Yesterday afternoon, Deliveroo drivers took to the streets of central London as part of a day-long strike in protest against changes to their pay and conditions.

We've become used to seeing their turquoise and black jackets and bags zipping between cars on the streets of London and other cities, but to see hundreds of them gathered en masse like this was unprecedented and striking. Many held pieces of A4 paper with printed or hand-written slogans reading "no slavery", "reject greedy Deliveroo", and "no riders, no Deliveroo".

That last simple statement of fact goes to the heart of this issue: that it is all too easy to forget that the growing availability and falling price, through new tech and the internet, of a wide range of goods and services on demand also relies on people – and those people are very often being exploited.

The rise of the 'gig economy' is good for employees who want flexibility, and it means cheaper and more convenient services for customers.

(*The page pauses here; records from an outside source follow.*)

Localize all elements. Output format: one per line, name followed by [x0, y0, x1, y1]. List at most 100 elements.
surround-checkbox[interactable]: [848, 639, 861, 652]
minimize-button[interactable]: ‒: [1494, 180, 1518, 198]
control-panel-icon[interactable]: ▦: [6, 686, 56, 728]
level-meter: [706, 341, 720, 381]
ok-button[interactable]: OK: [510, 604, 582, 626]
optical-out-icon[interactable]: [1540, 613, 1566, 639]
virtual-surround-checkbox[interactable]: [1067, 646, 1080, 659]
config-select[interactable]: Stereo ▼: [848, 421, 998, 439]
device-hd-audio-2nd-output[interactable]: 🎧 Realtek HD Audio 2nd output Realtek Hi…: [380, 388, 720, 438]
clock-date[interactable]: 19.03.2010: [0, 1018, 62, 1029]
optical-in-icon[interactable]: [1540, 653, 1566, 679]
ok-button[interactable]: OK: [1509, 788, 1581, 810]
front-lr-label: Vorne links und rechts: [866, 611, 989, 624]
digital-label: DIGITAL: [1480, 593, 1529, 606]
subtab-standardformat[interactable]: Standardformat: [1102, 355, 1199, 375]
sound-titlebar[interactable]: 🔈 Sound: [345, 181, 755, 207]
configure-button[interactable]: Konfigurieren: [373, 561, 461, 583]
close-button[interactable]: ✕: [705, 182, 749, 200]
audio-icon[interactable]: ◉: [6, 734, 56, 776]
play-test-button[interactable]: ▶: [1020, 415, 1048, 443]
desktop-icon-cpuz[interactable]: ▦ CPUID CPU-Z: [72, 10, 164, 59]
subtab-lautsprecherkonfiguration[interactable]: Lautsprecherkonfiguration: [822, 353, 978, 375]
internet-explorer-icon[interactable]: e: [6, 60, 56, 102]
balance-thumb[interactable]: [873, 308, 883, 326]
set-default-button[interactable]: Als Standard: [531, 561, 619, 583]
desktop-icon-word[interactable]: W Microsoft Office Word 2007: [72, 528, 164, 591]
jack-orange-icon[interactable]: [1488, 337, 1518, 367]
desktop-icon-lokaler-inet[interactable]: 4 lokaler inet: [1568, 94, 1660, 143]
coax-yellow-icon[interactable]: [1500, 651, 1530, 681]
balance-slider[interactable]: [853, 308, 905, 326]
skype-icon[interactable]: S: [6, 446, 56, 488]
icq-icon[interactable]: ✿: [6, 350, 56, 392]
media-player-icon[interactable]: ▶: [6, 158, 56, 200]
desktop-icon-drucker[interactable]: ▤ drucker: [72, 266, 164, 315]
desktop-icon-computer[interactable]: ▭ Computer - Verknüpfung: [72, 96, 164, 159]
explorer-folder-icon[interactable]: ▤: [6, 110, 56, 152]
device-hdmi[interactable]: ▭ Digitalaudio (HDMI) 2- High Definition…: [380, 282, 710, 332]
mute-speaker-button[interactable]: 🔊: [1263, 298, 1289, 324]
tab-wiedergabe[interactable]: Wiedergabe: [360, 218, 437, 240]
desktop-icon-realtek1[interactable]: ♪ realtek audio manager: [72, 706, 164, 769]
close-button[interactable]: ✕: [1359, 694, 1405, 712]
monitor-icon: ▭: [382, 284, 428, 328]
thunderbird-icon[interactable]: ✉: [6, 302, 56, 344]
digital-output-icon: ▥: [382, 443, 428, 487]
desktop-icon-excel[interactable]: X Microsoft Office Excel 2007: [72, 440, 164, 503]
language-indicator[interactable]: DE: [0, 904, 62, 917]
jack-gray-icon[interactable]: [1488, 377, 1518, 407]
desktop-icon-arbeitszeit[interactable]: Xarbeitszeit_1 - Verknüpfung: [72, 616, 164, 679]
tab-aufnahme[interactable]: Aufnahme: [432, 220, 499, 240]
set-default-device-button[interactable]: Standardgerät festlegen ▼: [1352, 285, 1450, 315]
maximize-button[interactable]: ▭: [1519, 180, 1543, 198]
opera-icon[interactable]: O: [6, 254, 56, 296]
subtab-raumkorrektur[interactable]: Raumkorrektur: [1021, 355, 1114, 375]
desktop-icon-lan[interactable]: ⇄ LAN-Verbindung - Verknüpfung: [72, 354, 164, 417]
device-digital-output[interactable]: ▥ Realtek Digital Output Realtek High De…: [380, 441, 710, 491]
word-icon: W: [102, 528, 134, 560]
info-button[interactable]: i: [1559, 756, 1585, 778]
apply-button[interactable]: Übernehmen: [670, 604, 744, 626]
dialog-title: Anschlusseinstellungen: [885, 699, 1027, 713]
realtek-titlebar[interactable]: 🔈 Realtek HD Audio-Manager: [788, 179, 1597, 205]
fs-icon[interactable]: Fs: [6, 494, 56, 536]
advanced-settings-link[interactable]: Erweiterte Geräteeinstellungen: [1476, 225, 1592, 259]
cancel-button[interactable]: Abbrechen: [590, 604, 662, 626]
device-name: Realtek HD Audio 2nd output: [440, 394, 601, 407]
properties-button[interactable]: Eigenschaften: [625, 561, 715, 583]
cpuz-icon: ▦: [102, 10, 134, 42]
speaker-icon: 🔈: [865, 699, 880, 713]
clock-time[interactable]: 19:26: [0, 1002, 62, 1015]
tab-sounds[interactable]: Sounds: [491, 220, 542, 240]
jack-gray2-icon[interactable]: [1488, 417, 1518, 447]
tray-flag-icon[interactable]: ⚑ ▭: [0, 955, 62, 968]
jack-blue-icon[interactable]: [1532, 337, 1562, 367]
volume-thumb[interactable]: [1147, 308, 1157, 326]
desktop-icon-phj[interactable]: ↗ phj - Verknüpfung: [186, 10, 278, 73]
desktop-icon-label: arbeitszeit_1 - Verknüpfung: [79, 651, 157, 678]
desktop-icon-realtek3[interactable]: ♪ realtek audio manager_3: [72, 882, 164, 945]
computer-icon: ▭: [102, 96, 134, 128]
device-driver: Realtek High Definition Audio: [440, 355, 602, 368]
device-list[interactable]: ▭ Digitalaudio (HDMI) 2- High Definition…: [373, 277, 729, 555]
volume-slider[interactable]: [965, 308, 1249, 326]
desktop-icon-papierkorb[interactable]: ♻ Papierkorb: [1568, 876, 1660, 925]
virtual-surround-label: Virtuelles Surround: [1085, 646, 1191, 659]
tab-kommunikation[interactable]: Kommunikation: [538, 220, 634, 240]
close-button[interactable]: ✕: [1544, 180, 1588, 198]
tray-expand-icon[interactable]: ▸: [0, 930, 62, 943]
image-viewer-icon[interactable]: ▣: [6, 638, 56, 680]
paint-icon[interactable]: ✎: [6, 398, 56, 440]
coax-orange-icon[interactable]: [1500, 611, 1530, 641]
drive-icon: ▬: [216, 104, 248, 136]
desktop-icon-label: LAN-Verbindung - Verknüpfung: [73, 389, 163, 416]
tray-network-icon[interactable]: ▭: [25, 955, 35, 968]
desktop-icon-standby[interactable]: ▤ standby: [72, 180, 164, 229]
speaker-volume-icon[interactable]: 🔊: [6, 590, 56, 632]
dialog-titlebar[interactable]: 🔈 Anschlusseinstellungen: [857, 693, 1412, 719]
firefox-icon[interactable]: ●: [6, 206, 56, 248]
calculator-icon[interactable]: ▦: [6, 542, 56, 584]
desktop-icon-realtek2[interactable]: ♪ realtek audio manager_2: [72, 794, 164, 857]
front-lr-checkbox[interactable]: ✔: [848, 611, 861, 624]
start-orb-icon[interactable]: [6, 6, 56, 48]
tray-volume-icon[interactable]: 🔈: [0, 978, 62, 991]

But, as the Guardian's recent report into courier firm Hermes showed, it makes it all too easy for employers to get away with paying their workers a pittance, and much harder for workers to fight back.

In the cases of both Hermes and Deliveroo, workers are technically self-employed freelancers – meaning the firm does not have to pay the minimum wage or take responsibility for their safety. As an anonymous Deliveroo rider wrote in the Guardian yesterday: "In the event of an accident or injury, we're completely alone and have no access to legal help or sick pay."

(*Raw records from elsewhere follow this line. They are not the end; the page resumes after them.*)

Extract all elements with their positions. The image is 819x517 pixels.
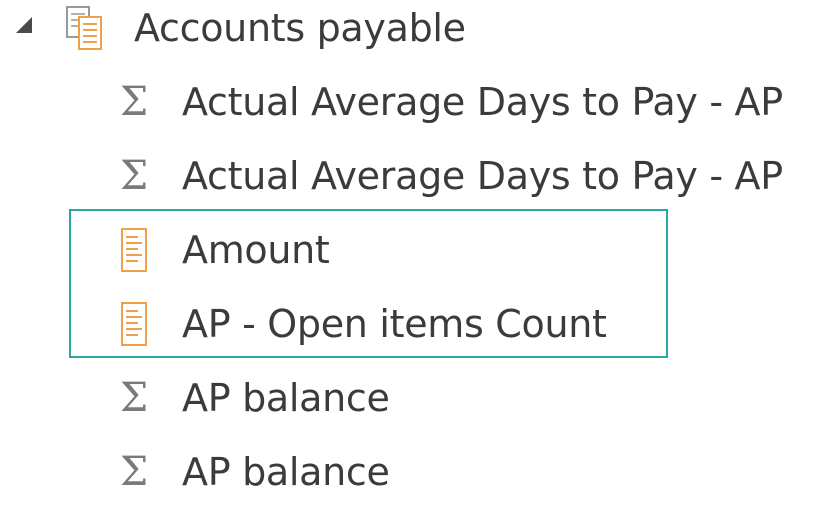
table-name: Accounts payable: [134, 6, 466, 50]
field-label: AP balance: [182, 376, 390, 420]
sigma-icon: Σ: [119, 375, 149, 421]
field-item[interactable]: Σ Actual Average Days to Pay - AP: [0, 146, 819, 206]
field-item[interactable]: Σ AP balance: [0, 442, 819, 502]
sigma-icon: Σ: [119, 79, 149, 125]
field-item[interactable]: Amount: [0, 220, 819, 280]
sigma-icon: Σ: [119, 153, 149, 199]
calculator-icon: [121, 228, 147, 272]
table-icon: [66, 6, 102, 50]
field-item[interactable]: Σ AP balance: [0, 368, 819, 428]
field-label: Amount: [182, 228, 330, 272]
field-label: AP - Open items Count: [182, 302, 607, 346]
field-item[interactable]: AP - Open items Count: [0, 294, 819, 354]
field-label: AP balance: [182, 450, 390, 494]
field-label: Actual Average Days to Pay - AP: [182, 154, 783, 198]
collapse-triangle-icon[interactable]: [14, 14, 36, 36]
field-label: Actual Average Days to Pay - AP: [182, 80, 783, 124]
field-item[interactable]: Σ Actual Average Days to Pay - AP: [0, 72, 819, 132]
table-node-accounts-payable[interactable]: Accounts payable: [0, 0, 819, 56]
calculator-icon: [121, 302, 147, 346]
sigma-icon: Σ: [119, 449, 149, 495]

This way of employing people – along with the rise in outsourcing and zero-hours contracts – is a phenomenon that undermines workplace solidarity and weakens workers' capacity for collective bargaining or industrial action.

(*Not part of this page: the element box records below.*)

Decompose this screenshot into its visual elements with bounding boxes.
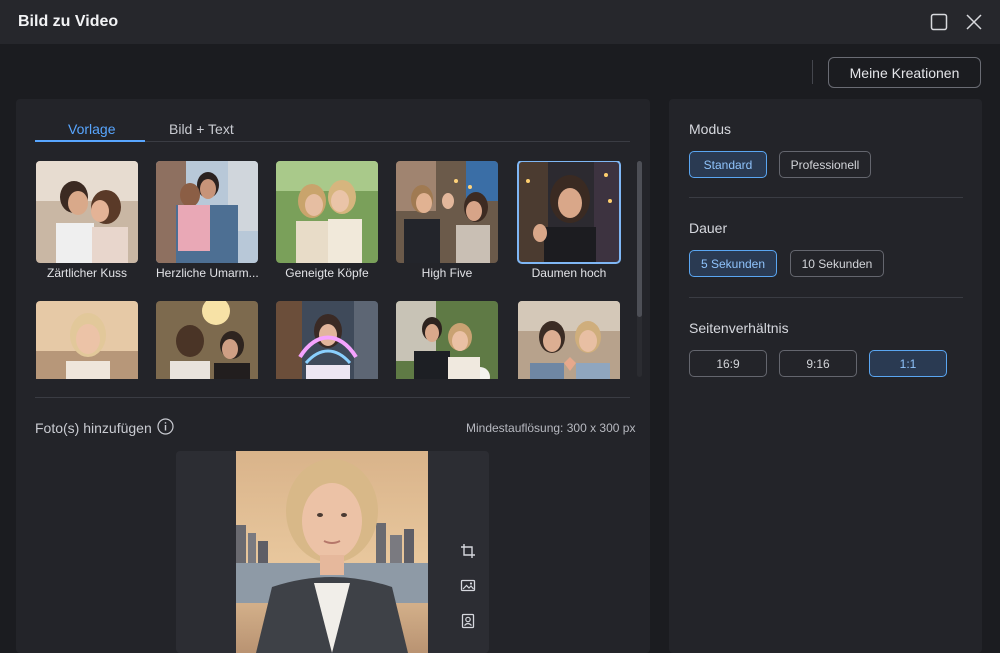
template-thumbnail <box>156 161 258 263</box>
mode-title: Modus <box>689 121 732 137</box>
settings-panel: Modus Standard Professionell Dauer 5 Sek… <box>669 99 982 653</box>
template-thumbnail <box>36 301 138 379</box>
tab-bar: Vorlage Bild + Text <box>35 119 630 142</box>
section-divider <box>689 197 963 198</box>
template-card[interactable] <box>156 301 258 379</box>
section-divider <box>35 397 630 398</box>
template-card[interactable] <box>396 301 498 379</box>
template-label: Daumen hoch <box>531 266 607 280</box>
close-icon <box>966 14 982 30</box>
template-panel: Vorlage Bild + Text Zärtlicher Kuss Herz… <box>16 99 650 653</box>
template-card[interactable] <box>276 301 378 379</box>
template-thumbnail <box>276 161 378 263</box>
maximize-button[interactable] <box>928 11 950 33</box>
maximize-icon <box>930 13 948 31</box>
uploaded-photo <box>236 451 428 653</box>
tab-image-text[interactable]: Bild + Text <box>169 121 234 137</box>
add-photos-label: Foto(s) hinzufügen <box>35 420 152 436</box>
template-label: High Five <box>421 266 473 280</box>
duration-title: Dauer <box>689 220 728 236</box>
template-grid: Zärtlicher Kuss Herzliche Umarm... Genei… <box>36 161 626 379</box>
crop-tool-button[interactable] <box>457 540 479 562</box>
portrait-button[interactable] <box>457 610 479 632</box>
template-thumbnail <box>36 161 138 263</box>
template-label: Geneigte Köpfe <box>285 266 369 280</box>
template-card[interactable]: High Five <box>396 161 498 280</box>
template-label: Zärtlicher Kuss <box>46 266 128 280</box>
photo-upload-area[interactable] <box>176 451 489 653</box>
window-title: Bild zu Video <box>18 13 119 30</box>
portrait-icon <box>461 613 475 629</box>
template-card[interactable] <box>518 301 620 379</box>
aspect-9-16-button[interactable]: 9:16 <box>779 350 857 377</box>
crop-icon <box>461 544 475 558</box>
template-label: Herzliche Umarm... <box>156 266 258 280</box>
aspect-16-9-button[interactable]: 16:9 <box>689 350 767 377</box>
toolbar-divider <box>812 60 813 84</box>
template-thumbnail <box>396 161 498 263</box>
template-card-selected[interactable]: Daumen hoch <box>517 161 621 280</box>
template-card[interactable] <box>36 301 138 379</box>
template-thumbnail <box>156 301 258 379</box>
replace-image-button[interactable] <box>457 575 479 597</box>
section-divider <box>689 297 963 298</box>
template-thumbnail <box>276 301 378 379</box>
template-card[interactable]: Herzliche Umarm... <box>156 161 258 280</box>
duration-10s-button[interactable]: 10 Sekunden <box>790 250 884 277</box>
aspect-1-1-button[interactable]: 1:1 <box>869 350 947 377</box>
aspect-ratio-title: Seitenverhältnis <box>689 320 789 336</box>
close-button[interactable] <box>963 11 985 33</box>
template-card[interactable]: Geneigte Köpfe <box>276 161 378 280</box>
min-resolution-hint: Mindestauflösung: 300 x 300 px <box>466 421 636 435</box>
scrollbar-thumb[interactable] <box>637 161 642 317</box>
active-tab-indicator <box>35 140 145 142</box>
info-icon[interactable] <box>157 418 174 435</box>
template-card[interactable]: Zärtlicher Kuss <box>36 161 138 280</box>
mode-professional-button[interactable]: Professionell <box>779 151 871 178</box>
my-creations-button[interactable]: Meine Kreationen <box>828 57 981 88</box>
image-swap-icon <box>460 579 476 592</box>
duration-5s-button[interactable]: 5 Sekunden <box>689 250 777 277</box>
template-scrollbar[interactable] <box>637 161 642 377</box>
tab-template[interactable]: Vorlage <box>68 121 115 137</box>
template-thumbnail <box>518 301 620 379</box>
template-thumbnail <box>396 301 498 379</box>
mode-standard-button[interactable]: Standard <box>689 151 767 178</box>
title-bar: Bild zu Video <box>0 0 1000 44</box>
template-thumbnail <box>517 161 621 264</box>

Deliveroo drivers protest outside the company's headquarters in London IBTimes UK

And this is one reason why yesterday's Deliveroo strike is so important. There's a common perception that trade union membership is falling because in the age of the atomised worker, solidarity is dead; or that most workers simply aren't interested in industrial action any more.

But the Deliveroo riders striking didn't do so on the instruction of their union – they don't have one. They organised themselves in response to an attack on their wages and working conditions, and had a set of concrete demands, as set out on their placards: "WE WANT: £8/HR + £1/DELIVERY + TIPS + PETROL."

Their action follows the recent strike by CitySprint cycle couriers who endure similar conditions and have seen their payments stagnate for a decade.

Casual employment and the gig economy are on the up, and they are probably the future of employment. So far, this has amounted to a full-scale attack on workers' rights that neither the government nor the trade union movement has been able to adapt to. But yesterday's strike was the start of the casual workforce fighting back – and unions, politicians and employers all need to take notice.